Der Tinku

Tinku ist ein Quechua-Wort und bedeutet Treffen, Zusammenkunft, Gleichgewicht, Übereinstimmung. Es bezeichnet die rituellen Kämpfe, bei denen sich zwei gegnerische Gruppen gegenüberstehen, die oft als Alasaya (die von oben) und Majasaya (die von unten) bezeichnet werden. Es scheint eine kriegerische Schlacht zu sein, aber in Wirklichkeit ist es ein Ritus, der vereint und nicht trennt. Der Tinku ist ein Zusammentreffen zwischen zwei Elementen, die aus unterschiedlichen Richtungen kommen: Tincuthaptatha, ein Treffen zwischen denen, die auf dem Weg kommen, und denen, die gehen. Es geht also nicht darum, dass ein Element das andere besiegt und unterdrückt, es ist kein Kampf bis zum Tod, sondern für das Leben. Aus dem Gegensatz entsteht das Leben, es ist der Boden für Fruchtbarkeit und Nachkommen.

Die Herkunft des Tinku ist präinkaisch. Bolivianische HistorikerInnen wie José Mesa, Teresa Gisbert de Mesa und Carlos D. Mesa betonen, dass der Tinku bereits vor der Ankunft der Inka praktiziert wurde. Er hat sich ohne Veränderungen oder Synkretismus erhalten. Es ist ein Opfertanz für die Pachamama (Mutter Erde), in dem die Männer der Region ihre Kraft und Stärke zeigen.

Der Tinku wird im Norden des Departements von Potosí praktiziert. In der Vorinkazeit war hier ein Aymara-Königreich oder Herrschaftsgebiet mit Namen Qaraqara. Im Buch Historia de Bolivia von José Mesa, Teresa Gisbert de Mesa und Carlos D. Mesa heißt es: „Das Volk von Qaraqara ist genauso kriegerisch wie das von Charca oder sogar noch kriegerischer; auf seinem Gebiet finden bis heute Kämpfe statt, die Tinkus genannt werden. Die bekanntesten finden zwischen den Allyus (traditionelle Quechua-Gemeinschaften) von Laimes und Jucumanis statt.“ Aber nicht nur in Llaimes und Jukumanis wird der Tinku getanzt, sondern auch in vielen anderen Ayllus wie Chayantaka, Sora, Kututu, Pukuata, Chuis, Parantaka, Pairumani und Macha.

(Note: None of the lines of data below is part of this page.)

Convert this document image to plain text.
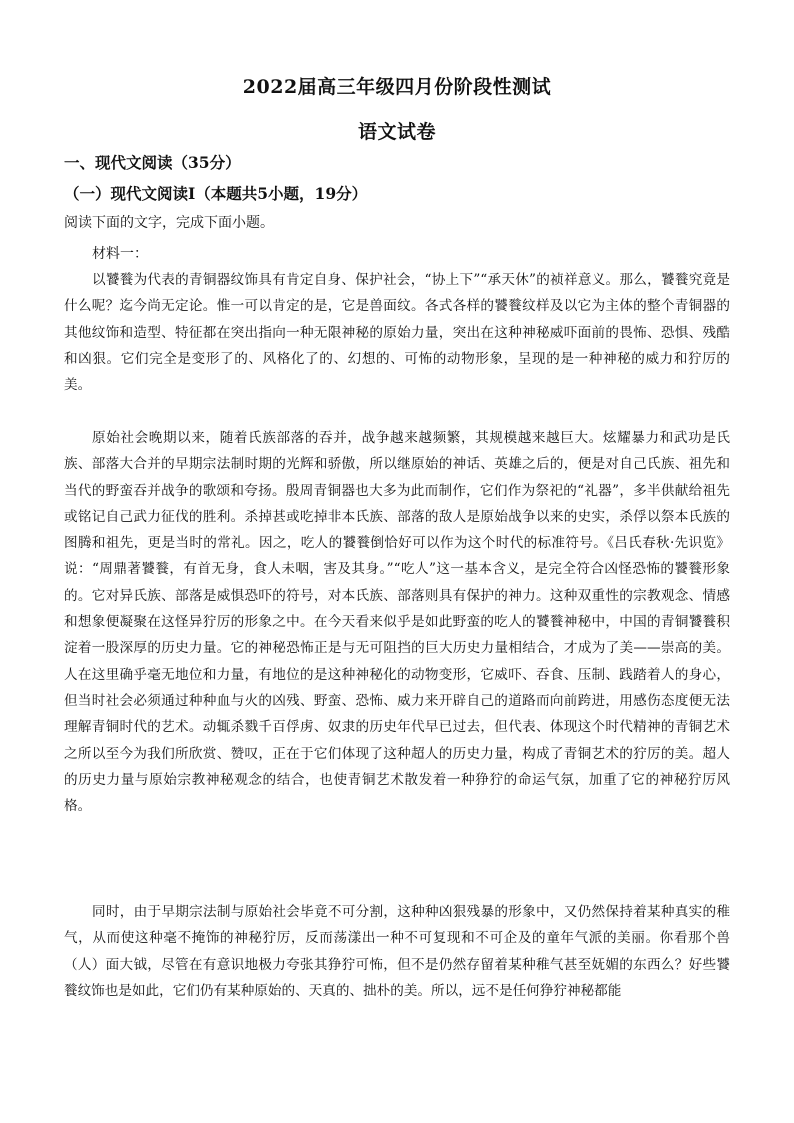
2022届高三年级四月份阶段性测试
语文试卷
一、现代文阅读（35分）
（一）现代文阅读I（本题共5小题，19分）
阅读下面的文字，完成下面小题。
材料一：

以饕餮为代表的青铜器纹饰具有肯定自身、保护社会，“协上下”“承天休”的祯祥意义。那么，饕餮究竟是什么呢？迄今尚无定论。惟一可以肯定的是，它是兽面纹。各式各样的饕餮纹样及以它为主体的整个青铜器的其他纹饰和造型、特征都在突出指向一种无限神秘的原始力量，突出在这种神秘威吓面前的畏怖、恐惧、残酷和凶狠。它们完全是变形了的、风格化了的、幻想的、可怖的动物形象，呈现的是一种神秘的威力和狞厉的美。

原始社会晚期以来，随着氏族部落的吞并，战争越来越频繁，其规模越来越巨大。炫耀暴力和武功是氏族、部落大合并的早期宗法制时期的光辉和骄傲，所以继原始的神话、英雄之后的，便是对自己氏族、祖先和当代的野蛮吞并战争的歌颂和夸扬。殷周青铜器也大多为此而制作，它们作为祭祀的“礼器”，多半供献给祖先或铭记自己武力征伐的胜利。杀掉甚或吃掉非本氏族、部落的敌人是原始战争以来的史实，杀俘以祭本氏族的图腾和祖先，更是当时的常礼。因之，吃人的饕餮倒恰好可以作为这个时代的标准符号。《吕氏春秋·先识览》说：“周鼎著饕餮，有首无身，食人未咽，害及其身。”“吃人”这一基本含义，是完全符合凶怪恐怖的饕餮形象的。它对异氏族、部落是威惧恐吓的符号，对本氏族、部落则具有保护的神力。这种双重性的宗教观念、情感和想象便凝聚在这怪异狞厉的形象之中。在今天看来似乎是如此野蛮的吃人的饕餮神秘中，中国的青铜饕餮积淀着一股深厚的历史力量。它的神秘恐怖正是与无可阻挡的巨大历史力量相结合，才成为了美——崇高的美。人在这里确乎毫无地位和力量，有地位的是这种神秘化的动物变形，它威吓、吞食、压制、践踏着人的身心，但当时社会必须通过种种血与火的凶残、野蛮、恐怖、威力来开辟自己的道路而向前跨进，用感伤态度便无法理解青铜时代的艺术。动辄杀戮千百俘虏、奴隶的历史年代早已过去，但代表、体现这个时代精神的青铜艺术之所以至今为我们所欣赏、赞叹，正在于它们体现了这种超人的历史力量，构成了青铜艺术的狞厉的美。超人的历史力量与原始宗教神秘观念的结合，也使青铜艺术散发着一种狰狞的命运气氛，加重了它的神秘狞厉风格。

同时，由于早期宗法制与原始社会毕竟不可分割，这种种凶狠残暴的形象中，又仍然保持着某种真实的稚气，从而使这种毫不掩饰的神秘狞厉，反而荡漾出一种不可复现和不可企及的童年气派的美丽。你看那个兽（人）面大钺，尽管在有意识地极力夸张其狰狞可怖，但不是仍然存留着某种稚气甚至妩媚的东西么？好些饕餮纹饰也是如此，它们仍有某种原始的、天真的、拙朴的美。所以，远不是任何狰狞神秘都能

Der Tinku überlebte die Kolonialisierung und wurde mit unverminderter Kraft auch in der republikanischen Zeit und bis heute praktiziert. Es gab einige kleine Veränderungen, aber der multiethnische, kämpferische und herausfordernde Charakter blieb erhalten. In den spanischen Chroniken steht, dass in den Gebieten von Charka und Chayantaka in Bolivien rituelle Kämpfe stattfanden, in denen sich zwei Gruppen mit Fäusten und Qurawas (Steinschleudern) gegenüberstanden. In den Ayllus im Norden von Potosí organisiert sich jede Gemeinschaft auch in religiösen, also heiligen Räumen.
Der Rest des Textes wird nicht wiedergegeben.